More recently I have been finding the ability to network and forge friendships via the medium of twitter that I would still not be able to do in the ‘real world’, as they call it. Only last week, the journalist Rosie Tratt put out a request via twitter for some thoughts on a new site design for a new website of hers, and I answered that call. I ended up offering to take the image she was trying to make work but which sadly cut off before the bottom, together with another image and join them together seemlessly. My point? If I had been in a crowded room in which Rosie had called out the enquiry I find it very unlikely that I would have said anything at all. As it is, I was able to make my introductions, give my answer, and thus, the communication had begun.

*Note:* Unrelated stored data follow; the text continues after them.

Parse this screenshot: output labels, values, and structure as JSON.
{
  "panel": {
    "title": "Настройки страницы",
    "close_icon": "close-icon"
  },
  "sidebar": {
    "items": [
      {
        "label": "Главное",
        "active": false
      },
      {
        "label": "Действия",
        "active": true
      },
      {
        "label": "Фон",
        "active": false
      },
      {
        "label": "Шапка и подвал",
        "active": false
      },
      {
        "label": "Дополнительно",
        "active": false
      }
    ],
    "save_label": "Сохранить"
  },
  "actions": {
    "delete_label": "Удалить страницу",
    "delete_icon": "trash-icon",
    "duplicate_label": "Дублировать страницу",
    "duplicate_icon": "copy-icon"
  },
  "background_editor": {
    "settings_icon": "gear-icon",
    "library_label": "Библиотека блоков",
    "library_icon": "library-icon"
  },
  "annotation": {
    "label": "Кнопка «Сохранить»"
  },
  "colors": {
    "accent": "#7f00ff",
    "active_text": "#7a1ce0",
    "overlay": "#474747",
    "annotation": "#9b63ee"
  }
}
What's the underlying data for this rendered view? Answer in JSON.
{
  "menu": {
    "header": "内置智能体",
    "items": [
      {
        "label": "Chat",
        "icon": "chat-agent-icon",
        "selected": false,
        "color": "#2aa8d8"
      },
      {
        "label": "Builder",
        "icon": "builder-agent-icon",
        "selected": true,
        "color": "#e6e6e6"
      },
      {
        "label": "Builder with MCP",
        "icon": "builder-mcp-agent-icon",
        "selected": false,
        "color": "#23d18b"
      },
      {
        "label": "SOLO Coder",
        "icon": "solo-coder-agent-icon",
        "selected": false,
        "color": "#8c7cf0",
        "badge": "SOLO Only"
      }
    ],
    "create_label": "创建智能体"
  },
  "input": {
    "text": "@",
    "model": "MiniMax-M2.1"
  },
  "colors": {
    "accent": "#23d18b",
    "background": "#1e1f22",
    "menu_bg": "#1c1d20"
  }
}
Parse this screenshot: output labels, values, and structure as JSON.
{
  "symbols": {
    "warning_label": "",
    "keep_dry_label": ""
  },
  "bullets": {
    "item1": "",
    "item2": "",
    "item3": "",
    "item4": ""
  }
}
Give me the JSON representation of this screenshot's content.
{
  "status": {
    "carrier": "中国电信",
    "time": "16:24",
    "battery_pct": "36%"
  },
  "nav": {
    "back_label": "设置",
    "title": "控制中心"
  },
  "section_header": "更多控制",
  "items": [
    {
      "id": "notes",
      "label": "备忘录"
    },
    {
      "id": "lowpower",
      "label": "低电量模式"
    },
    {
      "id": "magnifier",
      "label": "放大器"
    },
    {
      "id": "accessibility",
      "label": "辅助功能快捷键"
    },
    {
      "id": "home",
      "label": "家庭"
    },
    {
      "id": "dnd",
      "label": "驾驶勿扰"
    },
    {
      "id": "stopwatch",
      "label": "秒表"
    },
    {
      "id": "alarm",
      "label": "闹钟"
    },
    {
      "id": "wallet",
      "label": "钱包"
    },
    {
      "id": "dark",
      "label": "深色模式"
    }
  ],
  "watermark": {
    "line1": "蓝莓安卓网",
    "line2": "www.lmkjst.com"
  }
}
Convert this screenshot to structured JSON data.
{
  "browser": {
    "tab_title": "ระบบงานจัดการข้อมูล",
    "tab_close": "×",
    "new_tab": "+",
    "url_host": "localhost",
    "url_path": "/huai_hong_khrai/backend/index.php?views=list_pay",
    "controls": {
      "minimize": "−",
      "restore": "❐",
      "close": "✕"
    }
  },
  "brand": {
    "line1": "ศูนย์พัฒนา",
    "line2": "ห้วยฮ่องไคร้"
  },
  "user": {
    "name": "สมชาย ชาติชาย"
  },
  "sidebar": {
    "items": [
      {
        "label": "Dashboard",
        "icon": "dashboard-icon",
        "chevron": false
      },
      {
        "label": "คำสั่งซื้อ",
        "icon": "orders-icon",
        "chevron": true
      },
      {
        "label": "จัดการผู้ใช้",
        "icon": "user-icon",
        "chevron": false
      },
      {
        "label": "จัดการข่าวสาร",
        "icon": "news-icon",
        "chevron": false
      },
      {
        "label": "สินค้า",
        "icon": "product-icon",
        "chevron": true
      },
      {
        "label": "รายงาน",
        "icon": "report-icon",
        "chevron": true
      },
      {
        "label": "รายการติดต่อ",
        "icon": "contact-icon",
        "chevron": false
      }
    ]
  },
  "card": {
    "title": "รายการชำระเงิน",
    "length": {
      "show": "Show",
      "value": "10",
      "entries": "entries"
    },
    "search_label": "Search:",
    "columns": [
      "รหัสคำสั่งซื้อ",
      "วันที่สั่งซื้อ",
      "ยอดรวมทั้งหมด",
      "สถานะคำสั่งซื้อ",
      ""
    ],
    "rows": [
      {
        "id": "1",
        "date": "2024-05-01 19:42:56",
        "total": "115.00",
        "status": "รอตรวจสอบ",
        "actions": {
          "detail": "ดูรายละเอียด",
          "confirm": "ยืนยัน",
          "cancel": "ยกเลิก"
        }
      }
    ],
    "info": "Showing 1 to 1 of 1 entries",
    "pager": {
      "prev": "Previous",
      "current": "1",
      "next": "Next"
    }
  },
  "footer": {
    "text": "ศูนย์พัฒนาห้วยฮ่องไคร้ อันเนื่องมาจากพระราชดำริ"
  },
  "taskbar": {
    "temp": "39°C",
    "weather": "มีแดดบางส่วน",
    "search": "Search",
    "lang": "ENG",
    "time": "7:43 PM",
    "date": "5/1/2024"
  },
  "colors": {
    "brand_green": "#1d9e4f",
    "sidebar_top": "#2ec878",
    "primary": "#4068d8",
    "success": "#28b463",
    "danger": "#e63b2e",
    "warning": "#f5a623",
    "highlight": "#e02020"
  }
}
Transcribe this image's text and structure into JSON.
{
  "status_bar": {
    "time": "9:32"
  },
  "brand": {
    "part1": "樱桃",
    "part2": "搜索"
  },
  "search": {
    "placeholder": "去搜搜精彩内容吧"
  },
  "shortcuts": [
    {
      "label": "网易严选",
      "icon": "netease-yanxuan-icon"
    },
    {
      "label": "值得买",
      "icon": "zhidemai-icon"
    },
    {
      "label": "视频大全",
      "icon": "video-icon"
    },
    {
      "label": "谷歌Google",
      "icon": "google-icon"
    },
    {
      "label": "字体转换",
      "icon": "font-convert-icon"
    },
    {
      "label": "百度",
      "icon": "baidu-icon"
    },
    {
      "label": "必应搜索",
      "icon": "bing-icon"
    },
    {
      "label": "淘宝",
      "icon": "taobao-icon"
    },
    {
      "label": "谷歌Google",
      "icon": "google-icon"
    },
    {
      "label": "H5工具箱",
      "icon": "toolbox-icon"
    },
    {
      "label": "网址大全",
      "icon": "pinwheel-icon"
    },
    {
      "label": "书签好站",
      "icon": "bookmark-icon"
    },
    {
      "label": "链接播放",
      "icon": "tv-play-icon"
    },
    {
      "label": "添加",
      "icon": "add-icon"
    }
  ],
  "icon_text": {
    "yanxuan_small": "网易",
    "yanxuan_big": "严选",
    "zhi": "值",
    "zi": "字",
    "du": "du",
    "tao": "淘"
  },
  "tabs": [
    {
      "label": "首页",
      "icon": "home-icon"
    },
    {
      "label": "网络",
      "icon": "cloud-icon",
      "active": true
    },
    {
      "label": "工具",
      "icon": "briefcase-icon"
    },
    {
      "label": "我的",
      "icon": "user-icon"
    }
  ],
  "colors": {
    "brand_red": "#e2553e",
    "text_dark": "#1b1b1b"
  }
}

Where does the conflict of interest come in? Emma and I have been watching the BBC’s Edwardian Farm and I have been yearning for what does seem to be a simpler, if harder life. I can’t help thinking, that in some ways, our country has developed too far. So much of what we produce these days is actually produced overseas because its cheaper that way. People are beginning to talk seriously about regionally and seasonally (to the point that it is now becoming an annoying marketing buzzword) when it comes to food but in some ways I wish we could be more regional and seasonal about many more things – that local people could live local to their work and produce things that are used locally instead commuting great distances and importing goods from afar that could just as easily be produced over here. And if we did all live local to our work, we would have more of an opportunity to spend our free time working our own bit of land to help (partially) sustain our own lives.
Would I be happier in the Edwardian age? Maybe, maybe not – actually probably not. Much as the nineteenth century looks nice when shot through the fancy filters and soft-focus of television, it was a hard life and I wouldn’t have the time (or the energy?) that I have now. What’s more although I write long-hand, in ink, in a leather bound notebook, and I think can only work like this, I type up my work on an almost daily basis. For me this is part of the process. A school friend recently reminded me of a Tall Story competition which I won (longest category) and this made me remember that my early work were always let down by the lack of research that went into them. The greatest pleasure when it comes to writing is the writing and going back even just 20 or 30 years (let alone the hundred or more to the Edwardian age) and research was a harder task of going to the library, and maybe not just your local library but the county library, or one in London even and hunting down books, and then tracking down leads to talk to people… The internet has made that easier. Currently, as I have written about before, I am making use of twitter and facebook to bounce off quick questions, much as you would speak up in a room full of knowledgeable people and ask a question, and get a reply; the difference being in that those people do not have to be in the same room, or indeed even the same country. I may write long hand, but the computer (or smartphone) is always close at hand to ask a question, or search for a matter of detail. In short, research is easier.
All of which brings me to the conflict of interests of which I mentioned. Whilst I yearn for a simpler way of life; what one might fashionably call the good life, I also require a simpler way of life which is broadband enabled. Last year, Emma and I had a holiday from home. For the whole week we didn’t watch the television and we tried not to use the computer: the former was easy but the latter was harder. For the most part the computer did stay off, but the smartphones were used. I live in the internet age, and I can I enjoy it; I live it, and it is an invaluable part of my personal and professional life. But I like the simpler, non-technological pleasures too.